En la década de 1980, en el lado sureste del Jardín Centenario,
la librería El Parnaso tenía una cafetería donde se reunían los intelectuales
de Coyoacán. Asimismo quienes aspirábamos a serlo algún día, ¿escritores, tal vez? También había muchos extranjeros.
Solíamos ir
a comprar libros para luego sentarnos en alguna mesa, mientras saboreábamos el
café y disfrutábamos de las veleidades del ocio que nos invadía los fines de
semana en aquella época.

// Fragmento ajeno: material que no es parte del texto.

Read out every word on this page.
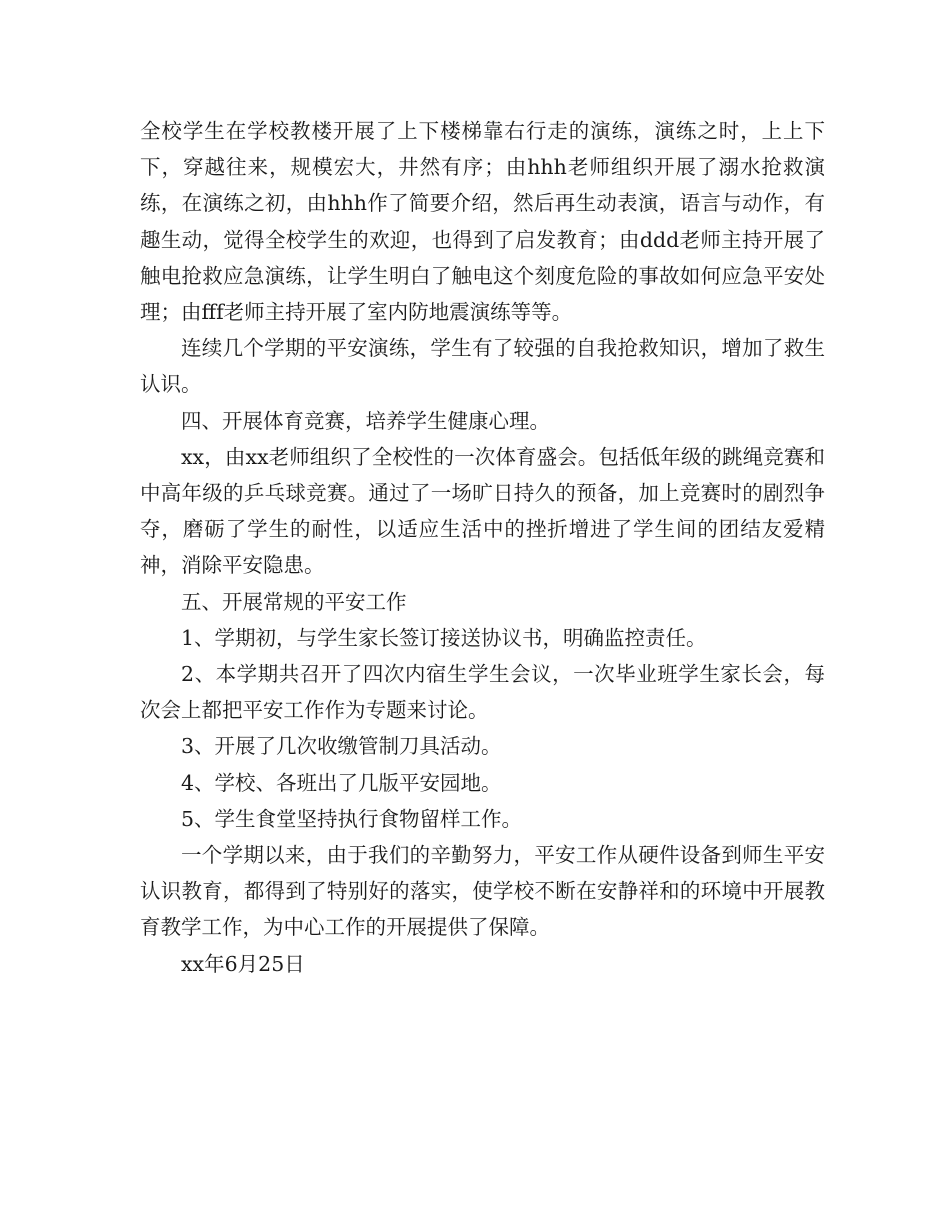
全校学生在学校教楼开展了上下楼梯靠右行走的演练，演练之时，上上下下，穿越往来，规模宏大，井然有序；由hhh老师组织开展了溺水抢救演练，在演练之初，由hhh作了简要介绍，然后再生动表演，语言与动作，有趣生动，觉得全校学生的欢迎，也得到了启发教育；由ddd老师主持开展了触电抢救应急演练，让学生明白了触电这个刻度危险的事故如何应急平安处理；由fff老师主持开展了室内防地震演练等等。

连续几个学期的平安演练，学生有了较强的自我抢救知识，增加了救生认识。

四、开展体育竞赛，培养学生健康心理。

xx，由xx老师组织了全校性的一次体育盛会。包括低年级的跳绳竞赛和中高年级的乒乓球竞赛。通过了一场旷日持久的预备，加上竞赛时的剧烈争夺，磨砺了学生的耐性，以适应生活中的挫折增进了学生间的团结友爱精神，消除平安隐患。

五、开展常规的平安工作

1、学期初，与学生家长签订接送协议书，明确监控责任。

2、本学期共召开了四次内宿生学生会议，一次毕业班学生家长会，每次会上都把平安工作作为专题来讨论。

3、开展了几次收缴管制刀具活动。

4、学校、各班出了几版平安园地。

5、学生食堂坚持执行食物留样工作。

一个学期以来，由于我们的辛勤努力，平安工作从硬件设备到师生平安认识教育，都得到了特别好的落实，使学校不断在安静祥和的环境中开展教育教学工作，为中心工作的开展提供了保障。

xx年6月25日
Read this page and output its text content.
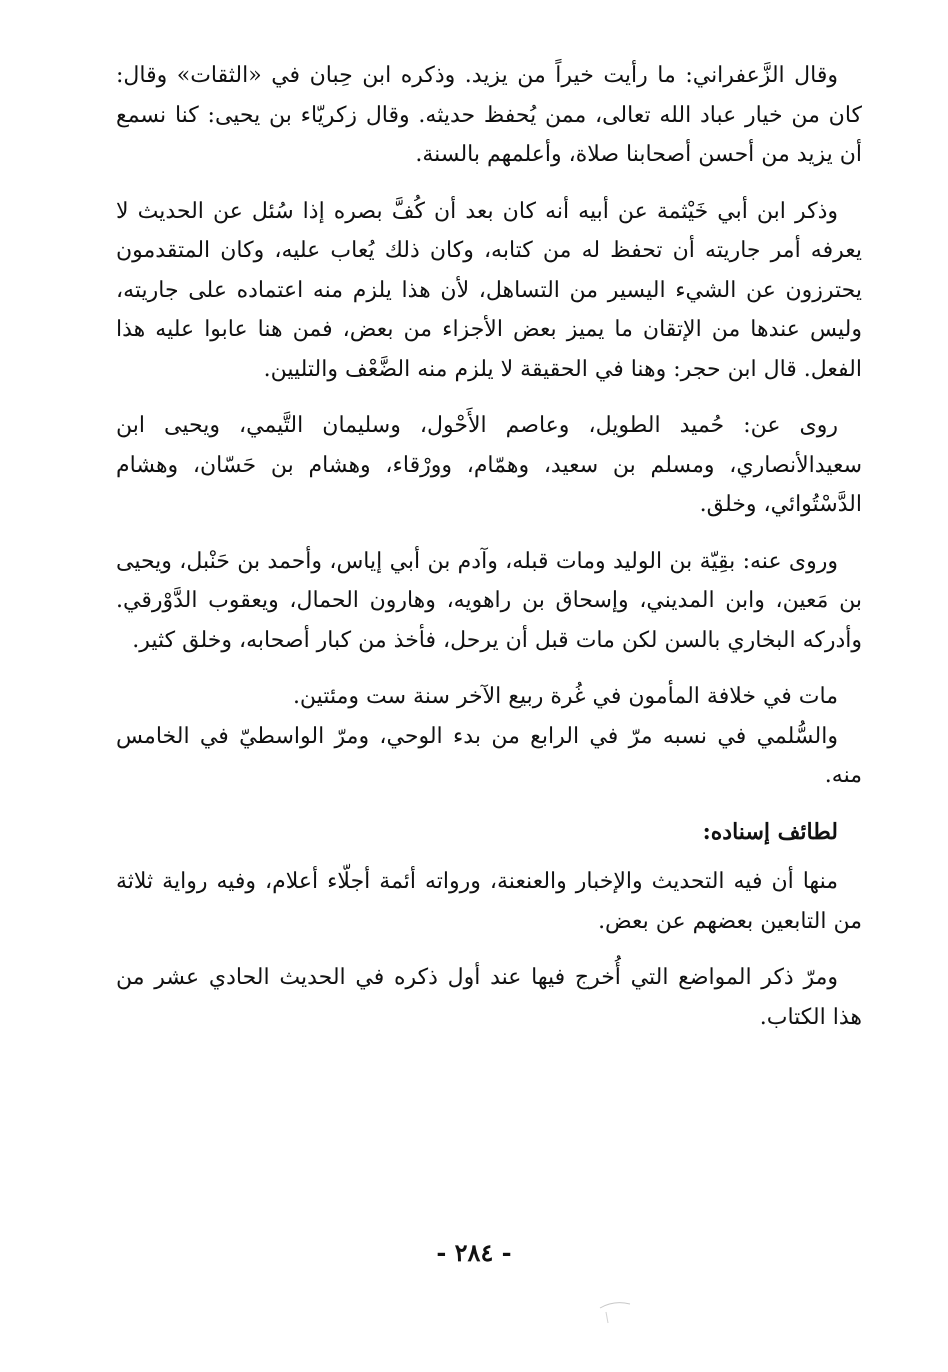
وقال الزَّعفراني: ما رأيت خيراً من يزيد. وذكره ابن حِبان في «الثقات» وقال: كان من خيار عباد الله تعالى، ممن يُحفظ حديثه. وقال زكريّاء بن يحيى: كنا نسمع أن يزيد من أحسن أصحابنا صلاة، وأعلمهم بالسنة.

وذكر ابن أبي خَيْثمة عن أبيه أنه كان بعد أن كُفَّ بصره إذا سُئل عن الحديث لا يعرفه أمر جاريته أن تحفظ له من كتابه، وكان ذلك يُعاب عليه، وكان المتقدمون يحترزون عن الشيء اليسير من التساهل، لأن هذا يلزم منه اعتماده على جاريته، وليس عندها من الإتقان ما يميز بعض الأجزاء من بعض، فمن هنا عابوا عليه هذا الفعل. قال ابن حجر: وهنا في الحقيقة لا يلزم منه الضَّعْف والتليين.

روى عن: حُميد الطويل، وعاصم الأَحْول، وسليمان التَّيمي، ويحيى ابن سعيدالأنصاري، ومسلم بن سعيد، وهمّام، وورْقاء، وهشام بن حَسّان، وهشام الدَّسْتُوائي، وخلق.

وروى عنه: بقِيّة بن الوليد ومات قبله، وآدم بن أبي إياس، وأحمد بن حَنْبل، ويحيى بن مَعين، وابن المديني، وإسحاق بن راهويه، وهارون الحمال، ويعقوب الدَّوْرقي. وأدركه البخاري بالسن لكن مات قبل أن يرحل، فأخذ من كبار أصحابه، وخلق كثير.

مات في خلافة المأمون في غُرة ربيع الآخر سنة ست ومئتين.

والسُّلمي في نسبه مرّ في الرابع من بدء الوحي، ومرّ الواسطيّ في الخامس منه.

لطائف إسناده:

منها أن فيه التحديث والإخبار والعنعنة، ورواته أئمة أجلّاء أعلام، وفيه رواية ثلاثة من التابعين بعضهم عن بعض.

ومرّ ذكر المواضع التي أُخرج فيها عند أول ذكره في الحديث الحادي عشر من هذا الكتاب.

- ٢٨٤ -
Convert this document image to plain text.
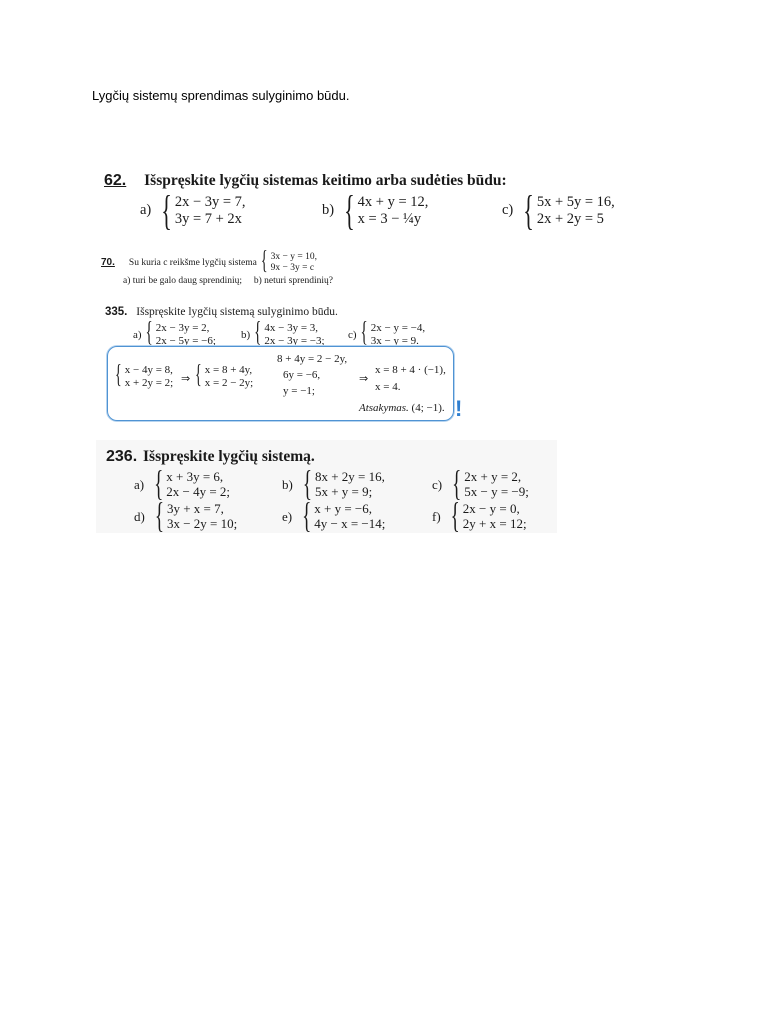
Lygčių sistemų sprendimas sulyginimo būdu.
62. Išspręskite lygčių sistemas keitimo arba sudėties būdu:
a) { 2x − 3y = 7,
3y = 7 + 2x
b) { 4x + y = 12,
x = 3 − ¼y
c) { 5x + 5y = 16,
2x + 2y = 5
70. Su kuria c reikšme lygčių sistema { 3x − y = 10,
9x − 3y = c
a) turi be galo daug sprendinių; b) neturi sprendinių?
335. Išspręskite lygčių sistemą sulyginimo būdu.
a) { 2x − 3y = 2,
2x − 5y = −6; b) { 4x − 3y = 3,
2x − 3y = −3; c) { 2x − y = −4,
3x − y = 9.
{ x − 4y = 8,
x + 2y = 2; ⇒ { x = 8 + 4y,
x = 2 − 2y;
8 + 4y = 2 − 2y,
6y = −6,
y = −1;
⇒
x = 8 + 4 · (−1),
x = 4.
Atsakymas. (4; −1). !
236. Išspręskite lygčių sistemą.
a) { x + 3y = 6,
2x − 4y = 2;	b) { 8x + 2y = 16,
5x + y = 9;	c) { 2x + y = 2,
5x − y = −9;
d) { 3y + x = 7,
3x − 2y = 10;	e) { x + y = −6,
4y − x = −14;	f) { 2x − y = 0,
2y + x = 12;
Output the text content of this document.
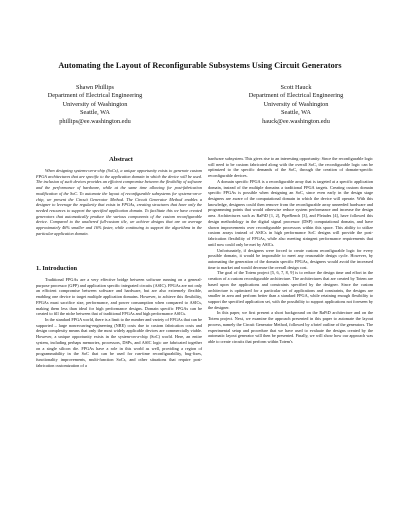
Automating the Layout of Reconfigurable Subsystems Using Circuit Generators
Shawn Phillips
Department of Electrical Engineering
University of Washington
Seattle, WA
phillips@ee.washington.edu
Scott Hauck
Department of Electrical Engineering
University of Washington
Seattle, WA
hauck@ee.washington.edu
Abstract

When designing systems-on-a-chip (SoCs), a unique opportunity exists to generate custom FPGA architectures that are specific to the application domain in which the device will be used. The inclusion of such devices provides an efficient compromise between the flexibility of software and the performance of hardware, while at the same time allowing for post-fabrication modification of the SoC. To automate the layout of reconfigurable subsystems for systems-on-a-chip, we present the Circuit Generator Method. The Circuit Generator Method enables a designer to leverage the regularity that exists in FPGAs, creating structures that have only the needed resources to support the specified application domain. To facilitate this we have created generators that automatically produce the various components of the custom reconfigurable device. Compared to the unaltered full-custom tile, we achieve designs that are on average approximately 46% smaller and 16% faster, while continuing to support the algorithms in the particular application domain.

1. Introduction

Traditional FPGAs are a very effective bridge between software running on a general-purpose processor (GPP) and application specific integrated circuits (ASIC). FPGAs are not only an efficient compromise between software and hardware, but are also extremely flexible, enabling one device to target multiple application domains. However, to achieve this flexibility, FPGAs must sacrifice size, performance, and power consumption when compared to ASICs, making them less than ideal for high performance designs. Domain specific FPGAs can be created to fill the niche between that of traditional FPGAs and high performance ASICs.

In the standard FPGA world, there is a limit to the number and variety of FPGAs that can be supported – large nonrecurring-engineering (NRE) costs due to custom fabrication costs and design complexity means that only the most widely applicable devices are commercially viable. However, a unique opportunity exists in the system-on-a-chip (SoC) world. Here, an entire system, including perhaps memories, processors, DSPs, and ASIC logic are fabricated together on a single silicon die. FPGAs have a role in this world as well, providing a region of programmability in the SoC that can be used for run-time reconfigurability, bug-fixes, functionality improvements, multi-function SoCs, and other situations that require post-fabrication customization of a

hardware subsystem. This gives rise to an interesting opportunity: Since the reconfigurable logic will need to be custom fabricated along with the overall SoC, the reconfigurable logic can be optimized to the specific demands of the SoC, through the creation of domain-specific reconfigurable devices.

A domain specific FPGA is a reconfigurable array that is targeted at a specific application domain, instead of the multiple domains a traditional FPGA targets. Creating custom domain specific FPGAs is possible when designing an SoC, since even early in the design stage designers are aware of the computational domain in which the device will operate. With this knowledge, designers could then remove from the reconfigurable array unneeded hardware and programming points that would otherwise reduce system performance and increase the design area. Architectures such as RaPiD [1, 2], PipeRench [3], and Pleiades [4], have followed this design methodology in the digital signal processor (DSP) computational domain, and have shown improvements over reconfigurable processors within this space. This ability to utilize custom arrays instead of ASICs in high performance SoC designs will provide the post-fabrication flexibility of FPGAs, while also meeting stringent performance requirements that until now could only be met by ASICs.

Unfortunately, if designers were forced to create custom reconfigurable logic for every possible domain, it would be impossible to meet any reasonable design cycle. However, by automating the generation of the domain specific FPGAs, designers would avoid the increased time to market and would decrease the overall design cost.

The goal of the Totem project [5, 6, 7, 8, 9] is to reduce the design time and effort in the creation of a custom reconfigurable architecture. The architectures that are created by Totem are based upon the applications and constraints specified by the designer. Since the custom architecture is optimized for a particular set of applications and constraints, the designs are smaller in area and perform better than a standard FPGA, while retaining enough flexibility to support the specified application set, with the possibility to support applications not foreseen by the designer.

In this paper, we first present a short background on the RaPiD architecture and on the Totem project. Next, we examine the approach presented in this paper to automate the layout process, namely the Circuit Generator Method, followed by a brief outline of the generators. The experimental setup and procedure that we have used to evaluate the designs created by the automatic layout generator will then be presented. Finally, we will show how our approach was able to create circuits that perform within Totem's
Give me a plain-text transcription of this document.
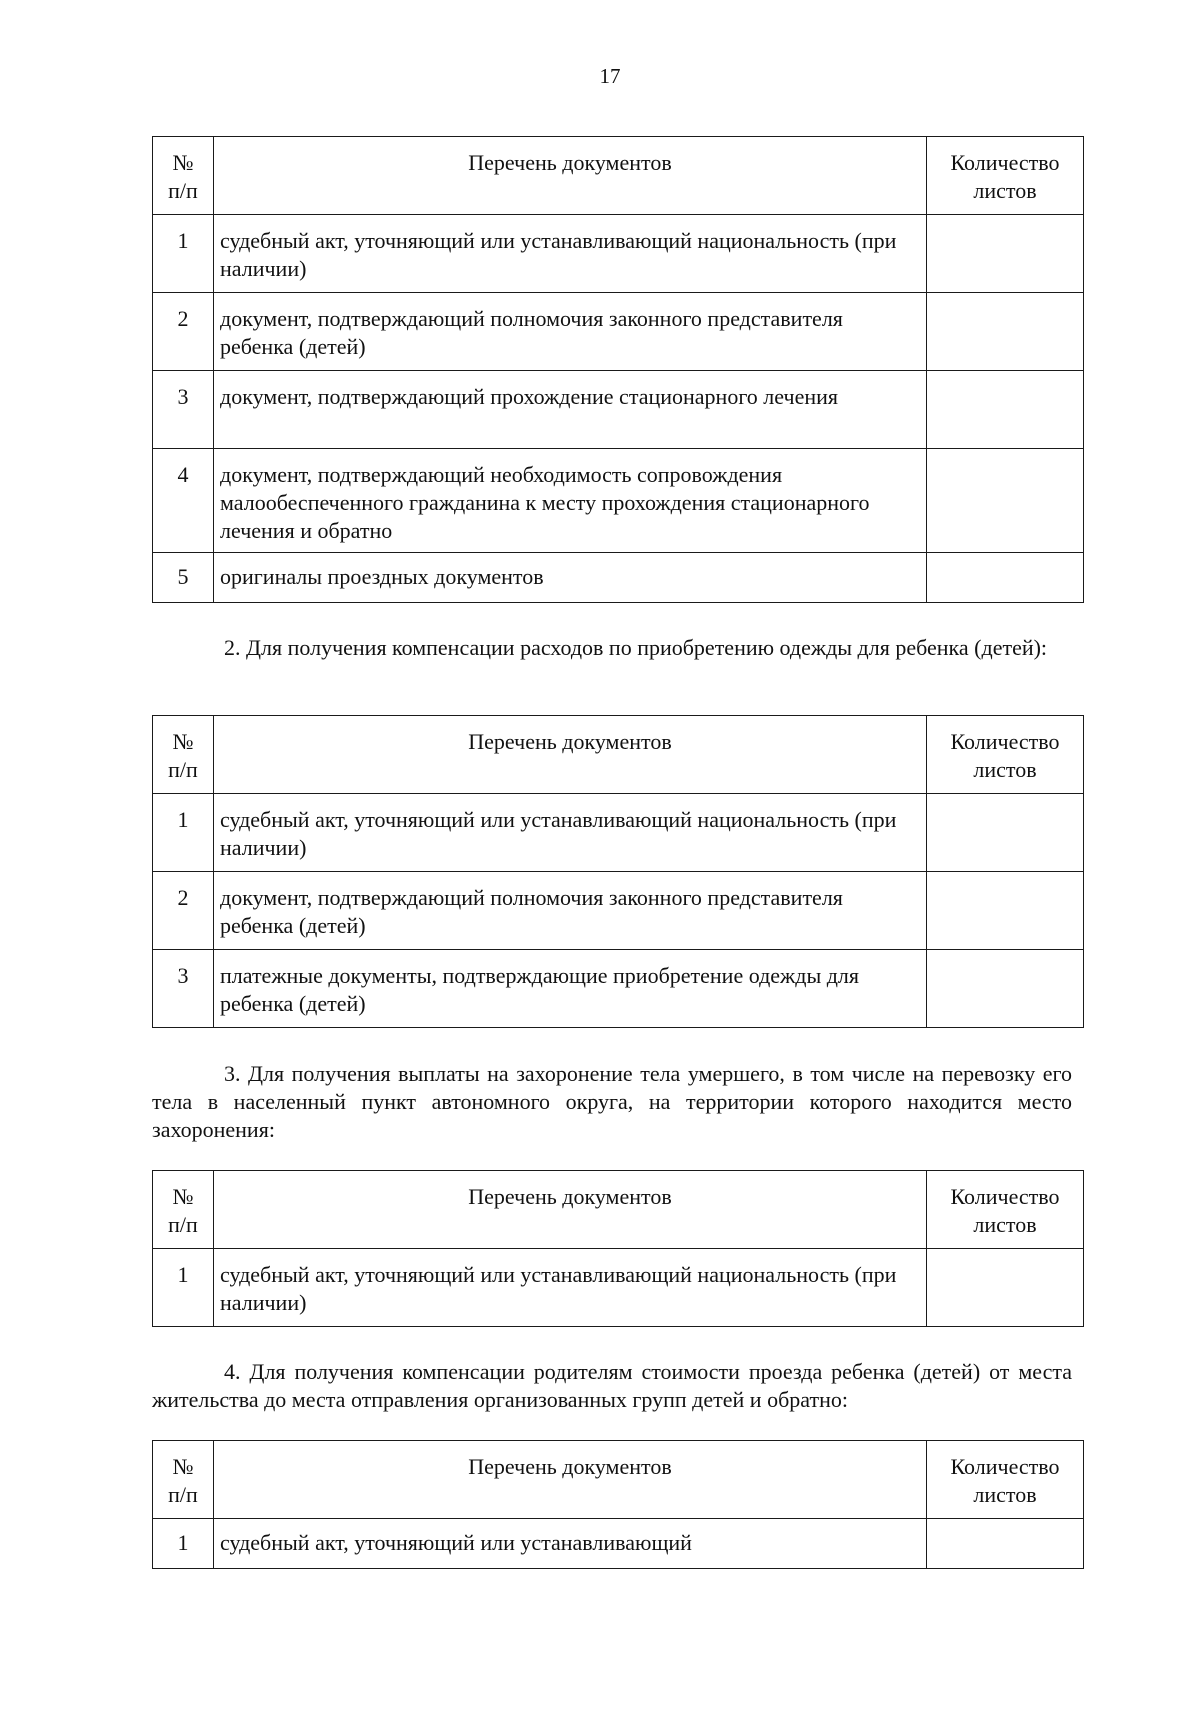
17
№
п/п	Перечень документов	Количество
листов
1	судебный акт, уточняющий или устанавливающий национальность (при наличии)	
2	документ, подтверждающий полномочия законного представителя ребенка (детей)	
3	документ, подтверждающий прохождение стационарного лечения	
4	документ, подтверждающий необходимость сопровождения малообеспеченного гражданина к месту прохождения стационарного лечения и обратно	
5	оригиналы проездных документов	

2. Для получения компенсации расходов по приобретению одежды для ребенка (детей):

№
п/п	Перечень документов	Количество
листов
1	судебный акт, уточняющий или устанавливающий национальность (при наличии)	
2	документ, подтверждающий полномочия законного представителя ребенка (детей)	
3	платежные документы, подтверждающие приобретение одежды для ребенка (детей)	

3. Для получения выплаты на захоронение тела умершего, в том числе на перевозку его тела в населенный пункт автономного округа, на территории которого находится место захоронения:

№
п/п	Перечень документов	Количество
листов
1	судебный акт, уточняющий или устанавливающий национальность (при наличии)	

4. Для получения компенсации родителям стоимости проезда ребенка (детей) от места жительства до места отправления организованных групп детей и обратно:

№
п/п	Перечень документов	Количество
листов
1	судебный акт, уточняющий или устанавливающий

Después caminábamos alrededor de la fuente de Los
Coyotes comiendo helados de La Siberia, viendo chácharas que los pseudo-hippies anacrónicos ofrecían a
precios insólitos que jamás compraríamos, u observando a las parejas de novios tímidos
que rondaban al adivino que canturreaba con su característico y maligno tono
bellaco.
–… Te leo la mano… Te digo la
verdad… Te digo si te engaña… No le saques…
O a veces
mirando al grotesco y deteriorado émulo de Marcel Marceau que intentaba simular
el toparse con un espejo, o asir una cuerda y jalar algo, o abrir una puerta, o
subir y bajar una escalera, o acaso tropezarse con una cosa imaginaria o algo
por el estilo para, finalmente, recoger la recompensa tibia de sus espectadores,
escasas monedas de su asistente infantil (¿sería su hijo?), asimismo maquillado, ataviado con una mugrosa camiseta a rayas, pantalón negro, ajado, brilloso, inmiscuyéndose entre la
muchedumbre para recabar la exigua y triste compensación por el espectáculo que habría de salvar el día.
Eso era el
tercer mundo.
El de aquellos
años.
El nuestro…
Soñábamos con viajar a otro, juntos, al que muchos llamaban "primer mundo", imaginando que era mucho mejor…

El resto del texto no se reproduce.